Le député Bompard vient de tailler en pièces la déclaration de politique générale du Premier ministre : aucun changement de politique budgétaire, pas d’abrogation de la réforme des retraites, refus de toutes les revendications.

Concernant la mise en place d’un « conclave », enfermant patronat et syndicats (les cardinaux ?) pour trouver une « alternative » à la réforme Borne qui respecte sa trajectoire financière, ne dégrade pas son équilibre financier (les coupes sombres dans les droits des salariés et retraités), Bompard dénonce la discussion pipée et le droit de veto au Medef et au gouvernement puisqu’en cas d’échec des pseudo-négociations, la réforme Borne continuera de s’appliquer.

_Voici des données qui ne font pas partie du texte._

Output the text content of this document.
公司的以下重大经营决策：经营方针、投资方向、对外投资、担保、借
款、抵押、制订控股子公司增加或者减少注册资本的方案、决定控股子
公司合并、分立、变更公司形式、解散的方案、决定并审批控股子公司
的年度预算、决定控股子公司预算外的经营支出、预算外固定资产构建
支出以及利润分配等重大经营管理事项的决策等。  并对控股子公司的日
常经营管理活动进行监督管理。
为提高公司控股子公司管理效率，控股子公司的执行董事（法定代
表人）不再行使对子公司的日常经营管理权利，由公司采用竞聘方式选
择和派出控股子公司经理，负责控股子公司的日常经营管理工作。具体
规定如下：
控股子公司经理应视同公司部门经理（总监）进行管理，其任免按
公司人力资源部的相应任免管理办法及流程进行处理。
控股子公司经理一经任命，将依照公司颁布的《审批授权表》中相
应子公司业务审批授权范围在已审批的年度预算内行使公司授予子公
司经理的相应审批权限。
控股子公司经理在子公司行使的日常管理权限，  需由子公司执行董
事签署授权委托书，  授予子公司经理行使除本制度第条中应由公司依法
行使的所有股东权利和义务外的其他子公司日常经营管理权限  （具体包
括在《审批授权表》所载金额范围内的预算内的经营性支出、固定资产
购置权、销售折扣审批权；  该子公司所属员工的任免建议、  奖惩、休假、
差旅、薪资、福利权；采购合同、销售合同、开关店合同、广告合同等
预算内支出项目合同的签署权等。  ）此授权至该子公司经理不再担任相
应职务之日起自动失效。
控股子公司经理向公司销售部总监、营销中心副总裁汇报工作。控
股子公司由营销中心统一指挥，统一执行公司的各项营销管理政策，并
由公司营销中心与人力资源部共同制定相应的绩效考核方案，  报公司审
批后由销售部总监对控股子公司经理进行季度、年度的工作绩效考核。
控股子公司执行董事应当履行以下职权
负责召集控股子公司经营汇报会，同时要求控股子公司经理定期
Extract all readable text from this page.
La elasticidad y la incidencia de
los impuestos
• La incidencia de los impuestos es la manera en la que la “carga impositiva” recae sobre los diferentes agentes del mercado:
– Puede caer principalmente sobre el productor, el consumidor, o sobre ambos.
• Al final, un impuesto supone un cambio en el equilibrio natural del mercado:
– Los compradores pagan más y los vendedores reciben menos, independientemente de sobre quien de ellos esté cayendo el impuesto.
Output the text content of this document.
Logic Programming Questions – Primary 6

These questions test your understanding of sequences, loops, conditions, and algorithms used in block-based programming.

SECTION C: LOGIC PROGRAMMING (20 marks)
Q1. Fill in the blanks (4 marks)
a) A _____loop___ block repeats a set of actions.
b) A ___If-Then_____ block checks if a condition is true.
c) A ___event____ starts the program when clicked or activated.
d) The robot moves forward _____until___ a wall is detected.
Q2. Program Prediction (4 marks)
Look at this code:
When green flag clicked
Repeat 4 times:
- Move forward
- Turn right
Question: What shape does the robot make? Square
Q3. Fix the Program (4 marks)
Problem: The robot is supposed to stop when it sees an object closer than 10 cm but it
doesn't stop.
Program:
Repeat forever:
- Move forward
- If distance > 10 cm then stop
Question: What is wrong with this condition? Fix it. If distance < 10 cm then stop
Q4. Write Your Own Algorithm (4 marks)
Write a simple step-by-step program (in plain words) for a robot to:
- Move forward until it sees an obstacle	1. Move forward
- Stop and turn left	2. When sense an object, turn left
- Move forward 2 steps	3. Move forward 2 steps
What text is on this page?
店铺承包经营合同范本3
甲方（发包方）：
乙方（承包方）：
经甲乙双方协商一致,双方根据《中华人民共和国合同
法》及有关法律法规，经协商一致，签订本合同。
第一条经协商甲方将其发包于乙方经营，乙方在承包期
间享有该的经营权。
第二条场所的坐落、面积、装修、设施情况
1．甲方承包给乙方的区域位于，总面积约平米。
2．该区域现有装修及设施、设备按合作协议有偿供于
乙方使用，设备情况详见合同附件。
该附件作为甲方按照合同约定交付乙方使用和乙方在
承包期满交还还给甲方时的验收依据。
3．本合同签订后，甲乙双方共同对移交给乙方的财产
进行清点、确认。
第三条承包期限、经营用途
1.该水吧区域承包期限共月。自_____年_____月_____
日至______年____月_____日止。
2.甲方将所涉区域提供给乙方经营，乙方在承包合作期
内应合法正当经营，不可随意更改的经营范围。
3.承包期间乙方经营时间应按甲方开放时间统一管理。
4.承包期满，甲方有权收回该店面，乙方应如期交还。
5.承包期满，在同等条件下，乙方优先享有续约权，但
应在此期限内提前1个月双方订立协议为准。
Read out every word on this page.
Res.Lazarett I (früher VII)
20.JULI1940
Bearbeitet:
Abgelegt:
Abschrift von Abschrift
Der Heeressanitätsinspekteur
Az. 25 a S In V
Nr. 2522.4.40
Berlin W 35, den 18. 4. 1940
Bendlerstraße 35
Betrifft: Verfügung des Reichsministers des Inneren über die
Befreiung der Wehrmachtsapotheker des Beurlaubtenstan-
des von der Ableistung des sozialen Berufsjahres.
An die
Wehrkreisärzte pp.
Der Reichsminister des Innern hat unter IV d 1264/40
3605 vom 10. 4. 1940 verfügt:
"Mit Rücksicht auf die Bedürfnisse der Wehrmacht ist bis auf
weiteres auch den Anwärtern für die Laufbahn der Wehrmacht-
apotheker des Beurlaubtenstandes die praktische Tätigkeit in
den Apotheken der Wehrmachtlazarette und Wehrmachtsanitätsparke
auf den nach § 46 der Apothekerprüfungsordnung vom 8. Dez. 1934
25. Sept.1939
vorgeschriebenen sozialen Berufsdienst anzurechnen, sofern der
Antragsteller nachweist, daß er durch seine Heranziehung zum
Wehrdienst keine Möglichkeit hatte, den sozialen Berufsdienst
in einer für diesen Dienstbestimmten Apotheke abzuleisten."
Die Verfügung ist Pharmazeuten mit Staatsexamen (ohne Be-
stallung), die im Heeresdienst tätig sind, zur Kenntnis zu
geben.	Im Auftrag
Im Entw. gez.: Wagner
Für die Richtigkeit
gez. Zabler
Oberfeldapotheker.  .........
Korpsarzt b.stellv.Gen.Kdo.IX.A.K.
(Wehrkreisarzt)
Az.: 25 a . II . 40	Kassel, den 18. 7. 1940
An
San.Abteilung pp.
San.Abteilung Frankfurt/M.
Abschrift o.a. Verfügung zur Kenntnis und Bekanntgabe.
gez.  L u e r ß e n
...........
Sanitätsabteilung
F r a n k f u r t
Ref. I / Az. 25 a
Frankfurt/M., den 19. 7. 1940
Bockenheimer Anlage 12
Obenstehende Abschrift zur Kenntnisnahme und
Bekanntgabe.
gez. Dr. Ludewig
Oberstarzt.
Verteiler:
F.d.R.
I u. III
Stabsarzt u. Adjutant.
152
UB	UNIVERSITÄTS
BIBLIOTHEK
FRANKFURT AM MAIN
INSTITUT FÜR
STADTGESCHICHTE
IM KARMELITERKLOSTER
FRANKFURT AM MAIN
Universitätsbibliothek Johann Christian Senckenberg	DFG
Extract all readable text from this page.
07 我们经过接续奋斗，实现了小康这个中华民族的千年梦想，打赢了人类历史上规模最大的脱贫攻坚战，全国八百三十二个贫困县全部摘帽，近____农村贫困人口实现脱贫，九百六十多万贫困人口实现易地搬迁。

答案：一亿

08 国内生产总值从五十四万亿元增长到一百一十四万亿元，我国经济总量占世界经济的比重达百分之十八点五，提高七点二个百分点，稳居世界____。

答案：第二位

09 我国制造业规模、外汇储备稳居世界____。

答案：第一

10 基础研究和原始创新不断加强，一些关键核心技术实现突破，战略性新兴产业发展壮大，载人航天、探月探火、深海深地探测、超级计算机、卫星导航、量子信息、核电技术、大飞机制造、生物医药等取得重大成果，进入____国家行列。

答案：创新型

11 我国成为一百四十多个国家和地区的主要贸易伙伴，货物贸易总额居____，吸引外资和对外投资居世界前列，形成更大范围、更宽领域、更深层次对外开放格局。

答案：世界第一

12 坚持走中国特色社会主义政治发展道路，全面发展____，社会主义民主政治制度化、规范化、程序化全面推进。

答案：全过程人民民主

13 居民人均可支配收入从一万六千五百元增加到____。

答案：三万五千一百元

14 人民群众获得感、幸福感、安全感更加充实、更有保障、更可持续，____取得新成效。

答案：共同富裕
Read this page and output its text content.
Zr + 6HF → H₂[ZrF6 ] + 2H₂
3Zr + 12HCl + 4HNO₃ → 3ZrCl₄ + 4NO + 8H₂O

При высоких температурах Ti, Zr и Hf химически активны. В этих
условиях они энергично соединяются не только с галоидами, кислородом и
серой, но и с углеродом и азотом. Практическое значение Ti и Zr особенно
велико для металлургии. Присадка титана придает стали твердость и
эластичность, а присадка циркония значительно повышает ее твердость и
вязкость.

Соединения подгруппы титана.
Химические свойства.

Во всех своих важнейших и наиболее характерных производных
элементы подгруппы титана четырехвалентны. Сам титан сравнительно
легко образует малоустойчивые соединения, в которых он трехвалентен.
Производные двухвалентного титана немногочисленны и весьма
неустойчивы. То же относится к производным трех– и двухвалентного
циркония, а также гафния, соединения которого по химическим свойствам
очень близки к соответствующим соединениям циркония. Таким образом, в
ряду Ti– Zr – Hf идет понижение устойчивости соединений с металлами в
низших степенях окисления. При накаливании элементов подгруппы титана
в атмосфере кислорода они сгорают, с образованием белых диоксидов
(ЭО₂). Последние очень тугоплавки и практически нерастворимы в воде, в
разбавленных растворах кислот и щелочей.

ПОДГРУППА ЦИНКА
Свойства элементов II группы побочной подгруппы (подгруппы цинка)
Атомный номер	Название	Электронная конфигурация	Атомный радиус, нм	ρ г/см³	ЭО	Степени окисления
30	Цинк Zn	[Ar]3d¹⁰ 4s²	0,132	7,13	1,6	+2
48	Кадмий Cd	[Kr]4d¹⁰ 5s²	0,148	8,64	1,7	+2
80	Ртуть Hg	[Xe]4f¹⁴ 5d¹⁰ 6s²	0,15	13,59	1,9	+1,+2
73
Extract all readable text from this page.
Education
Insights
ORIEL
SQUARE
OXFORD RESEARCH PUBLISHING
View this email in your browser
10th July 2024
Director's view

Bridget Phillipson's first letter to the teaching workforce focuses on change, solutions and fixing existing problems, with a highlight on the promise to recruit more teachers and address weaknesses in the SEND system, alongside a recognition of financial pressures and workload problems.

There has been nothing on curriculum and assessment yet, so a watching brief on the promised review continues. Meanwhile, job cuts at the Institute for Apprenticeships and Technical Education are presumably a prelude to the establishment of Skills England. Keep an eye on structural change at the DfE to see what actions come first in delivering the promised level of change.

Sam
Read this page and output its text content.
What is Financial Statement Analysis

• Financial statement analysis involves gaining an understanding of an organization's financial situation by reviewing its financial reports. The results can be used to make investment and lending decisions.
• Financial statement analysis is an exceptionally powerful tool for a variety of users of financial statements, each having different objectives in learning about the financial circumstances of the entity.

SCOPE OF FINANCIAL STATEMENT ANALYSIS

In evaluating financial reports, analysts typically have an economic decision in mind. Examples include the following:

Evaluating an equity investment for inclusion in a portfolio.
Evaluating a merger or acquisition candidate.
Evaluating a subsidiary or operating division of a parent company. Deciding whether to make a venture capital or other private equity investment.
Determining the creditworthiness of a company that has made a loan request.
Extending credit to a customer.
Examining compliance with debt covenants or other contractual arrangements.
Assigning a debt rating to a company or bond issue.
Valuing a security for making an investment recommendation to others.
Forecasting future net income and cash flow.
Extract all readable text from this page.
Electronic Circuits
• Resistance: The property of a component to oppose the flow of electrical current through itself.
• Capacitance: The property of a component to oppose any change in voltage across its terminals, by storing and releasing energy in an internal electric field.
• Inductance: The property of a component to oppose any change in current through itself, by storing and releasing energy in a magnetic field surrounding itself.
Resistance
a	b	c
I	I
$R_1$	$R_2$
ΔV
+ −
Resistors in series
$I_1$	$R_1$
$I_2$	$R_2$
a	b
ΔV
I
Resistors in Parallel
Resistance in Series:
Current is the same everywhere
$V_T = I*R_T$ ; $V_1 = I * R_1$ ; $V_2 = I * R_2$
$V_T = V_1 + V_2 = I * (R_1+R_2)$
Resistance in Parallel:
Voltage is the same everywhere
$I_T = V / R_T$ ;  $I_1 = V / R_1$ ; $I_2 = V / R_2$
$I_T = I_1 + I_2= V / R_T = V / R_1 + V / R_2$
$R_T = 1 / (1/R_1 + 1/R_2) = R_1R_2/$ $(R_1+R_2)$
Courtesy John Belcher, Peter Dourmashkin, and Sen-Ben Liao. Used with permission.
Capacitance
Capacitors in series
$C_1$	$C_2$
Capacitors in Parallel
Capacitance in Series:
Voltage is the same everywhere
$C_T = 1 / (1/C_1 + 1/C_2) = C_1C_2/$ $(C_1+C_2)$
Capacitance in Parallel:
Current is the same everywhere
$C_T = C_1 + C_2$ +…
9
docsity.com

La seule marge de manœuvre accordée aux cardinaux du conclave, donc aux confédérations syndicales, est de renoncer à leur mandat d’abrogation pure et simple : « Face je gagne, pile, tu perds » ! Le député conclut qu’en ne votant pas la motion de censure, les députés PS, au nom de la stabilité et de l’esprit de responsabilité réclamés par Bayrou et par eux-mêmes, se positionnent en « béquille de la continuité de la politique de Macron et de tous ses gouvernements », la voilà la stabilité !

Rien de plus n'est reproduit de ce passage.